Dallas Spruce returns from 'death penalty'

Dallas Spruce players are preparing for the school's first varsity season in two years. Travis L. Brown/ESPNDallas.com

The term “death penalty,” when related to the disbanding of a school’s football team, is not unfamiliar to Dallas sports fans. In 1987, SMU’s entire season was canceled because of repeated NCAA violations.

Dallas H. Grady Spruce High School football coach Carl Richardson feels his athletes have gone through the same fate.

In 2008, the Dallas Independent School District reconstituted Spruce, taking all 10th and 11th graders out of the school and canceling varsity sports for two years. Senior athletes in ’08 were allowed to transfer to other DISD schools. The drastic changes were made because the school failed to reach academic standards, Dallas ISD athletic director Jeff Johnson said.

“To the kids that left, it was a big disappointment and we can’t get them back,” Richardson said. “That year we were going to have a great season. We went two rounds in the playoffs the year before that happened and we were returning 18 starters.”

Now, two years later, the programs have been reinstated, and a small but dedicated group of juniors and Richardson hope to return from the sports grave successfully. Richardson said he’s proud of the opportunity his team has this season, bringing varsity sports back to Spruce.

“It’s an honor because I feel we received the death penalty,” Richardson said. “I’m a graduate of this school so I, the community and the kids are embracing it and we’re trying getting ready for a tough schedule.”

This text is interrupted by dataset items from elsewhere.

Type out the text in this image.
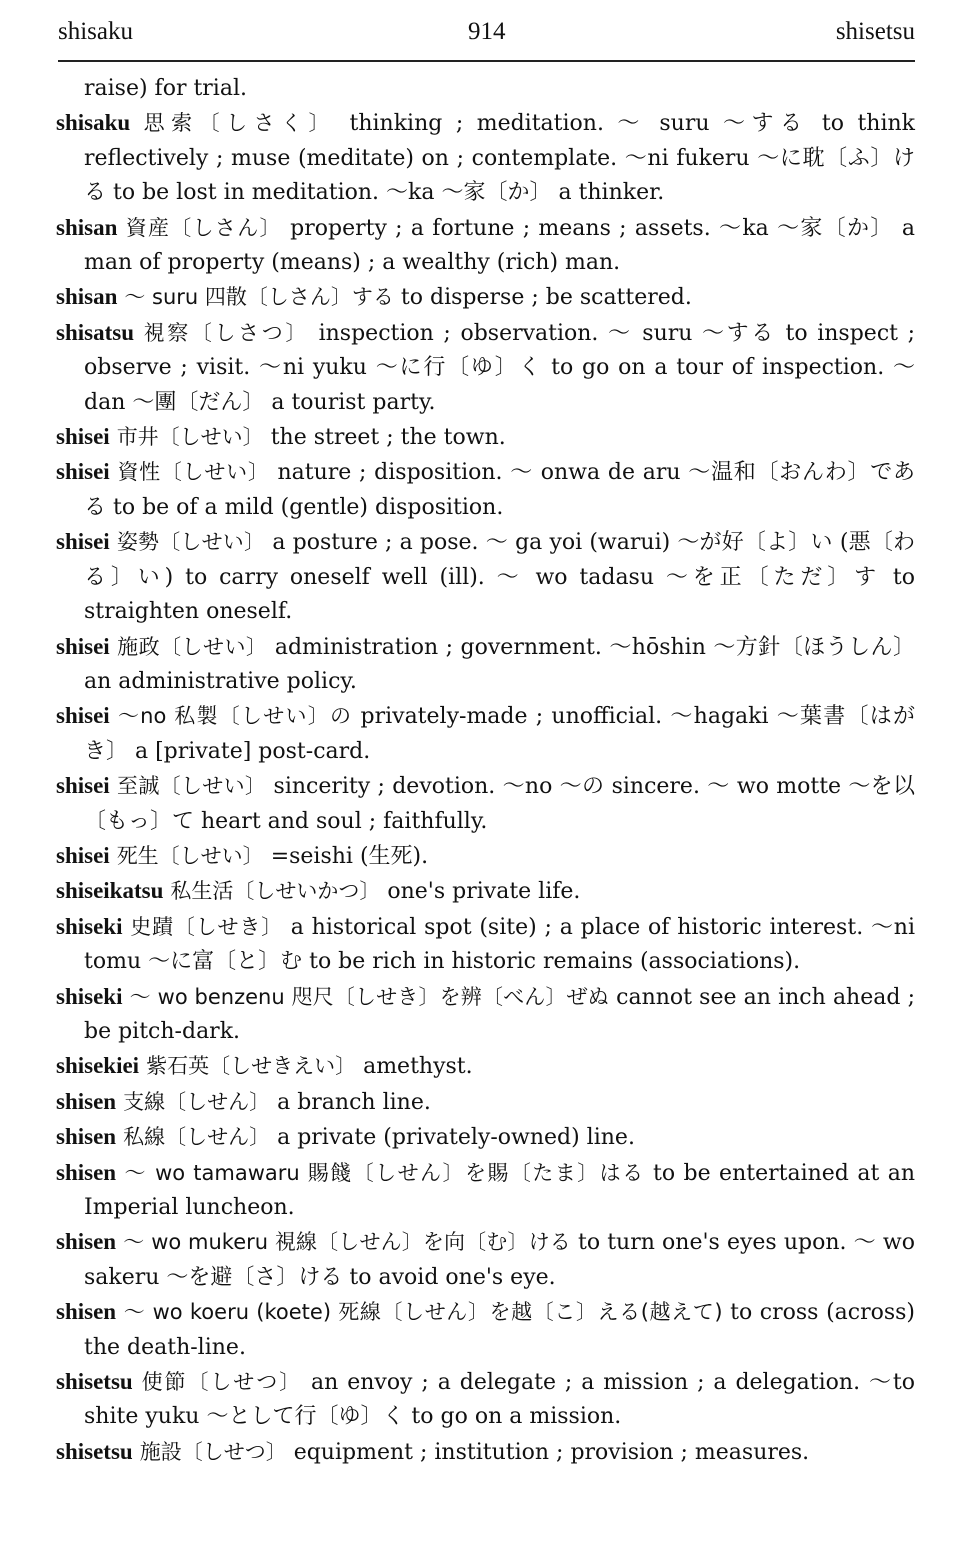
shisaku	914	shisetsu
raise) for trial.
shisaku 思索〔しさく〕 thinking ; meditation. ～ suru ～する to think reflectively ; muse (meditate) on ; contemplate. ～ni fukeru ～に耽〔ふ〕ける to be lost in meditation. ～ka ～家〔か〕 a thinker.
shisan 資産〔しさん〕 property ; a fortune ; means ; assets. ～ka ～家〔か〕 a man of property (means) ; a wealthy (rich) man.
shisan ～ suru 四散〔しさん〕する to disperse ; be scattered.
shisatsu 視察〔しさつ〕 inspection ; observation. ～ suru ～する to inspect ; observe ; visit. ～ni yuku ～に行〔ゆ〕く to go on a tour of inspection. ～dan ～團〔だん〕 a tourist party.
shisei 市井〔しせい〕 the street ; the town.
shisei 資性〔しせい〕 nature ; disposition. ～ onwa de aru ～温和〔おんわ〕である to be of a mild (gentle) disposition.
shisei 姿勢〔しせい〕 a posture ; a pose. ～ ga yoi (warui) ～が好〔よ〕い (悪〔わる〕い) to carry oneself well (ill). ～ wo tadasu ～を正〔ただ〕す to straighten oneself.
shisei 施政〔しせい〕 administration ; government. ～hōshin ～方針〔ほうしん〕 an administrative policy.
shisei ～no 私製〔しせい〕の privately-made ; unofficial. ～hagaki ～葉書〔はがき〕 a [private] post-card.
shisei 至誠〔しせい〕 sincerity ; devotion. ～no ～の sincere. ～ wo motte ～を以〔もっ〕て heart and soul ; faithfully.
shisei 死生〔しせい〕 =seishi (生死).
shiseikatsu 私生活〔しせいかつ〕 one's private life.
shiseki 史蹟〔しせき〕 a historical spot (site) ; a place of historic interest. ～ni tomu ～に富〔と〕む to be rich in historic remains (associations).
shiseki ～ wo benzenu 咫尺〔しせき〕を辨〔べん〕ぜぬ cannot see an inch ahead ; be pitch-dark.
shisekiei 紫石英〔しせきえい〕 amethyst.
shisen 支線〔しせん〕 a branch line.
shisen 私線〔しせん〕 a private (privately-owned) line.
shisen ～ wo tamawaru 賜餞〔しせん〕を賜〔たま〕はる to be entertained at an Imperial luncheon.
shisen ～ wo mukeru 視線〔しせん〕を向〔む〕ける to turn one's eyes upon. ～ wo sakeru ～を避〔さ〕ける to avoid one's eye.
shisen ～ wo koeru (koete) 死線〔しせん〕を越〔こ〕える(越えて) to cross (across) the death-line.
shisetsu 使節〔しせつ〕 an envoy ; a delegate ; a mission ; a delegation. ～to shite yuku ～として行〔ゆ〕く to go on a mission.
shisetsu 施設〔しせつ〕 equipment ; institution ; provision ; measures.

The athletes that remained at Spruce were incoming freshman in ’08, unable to transfer under the DISD’s ruling and forced to work toward a goal they had to wait two years to see come to fruition. Now as juniors they are the oldest players on the team and have garnered respect from not only the coaches and the community, but from the young players they have entering the school this year.

“We didn’t have anyone to look up to, so we had to teach ourselves how to do stuff,” junior safety David Montelongo said. “And now that we’ve learned how to do that stuff we have young incomers that look up to us.”

“We had to come up here on our own and take care of business,” junior running back Daniel Coleman said. “We really didn’t practice in the summer. We had to start from scratch every summer and come up here and lift weights without the coaches and be a leader and a team builder.”

With complete uncertainty on how this inexperienced team will fair at the varsity level in District 12-4A, many schools have already slated Spruce as their 2010 homecoming opponent. Schools have even designated games as early as the third week of the season to be their homecoming game against Richardson’s team, he said.

“We’re going to be everyone’s homecoming. We don’t have a choice. We have to line up and play varsity football,” Richardson told his team after a recent practice.

The players understand what they can do with this opportunity.

“Homecoming is really a good environment to play in,” junior linebacker Robert Aguilera said. “Motivation and adrenaline kick in. We’re seeing that it’s their game and their time, but it’s really not. We’re going to give it our hardest.”

According to Richardson, this season is not about wins and losses; it’s about celebrating the effort these few juniors have put forth and working hard to build a varsity team at Spruce for the future. It’s a goal that resonates with the leaders of his team.

”We’re going to go out there and play hard and give it our all and hopefully come out with a good season,” Coleman said. “Losing, we can lose and it makes us a better team. Me, personally, I don’t like losing, but I just want to get better.”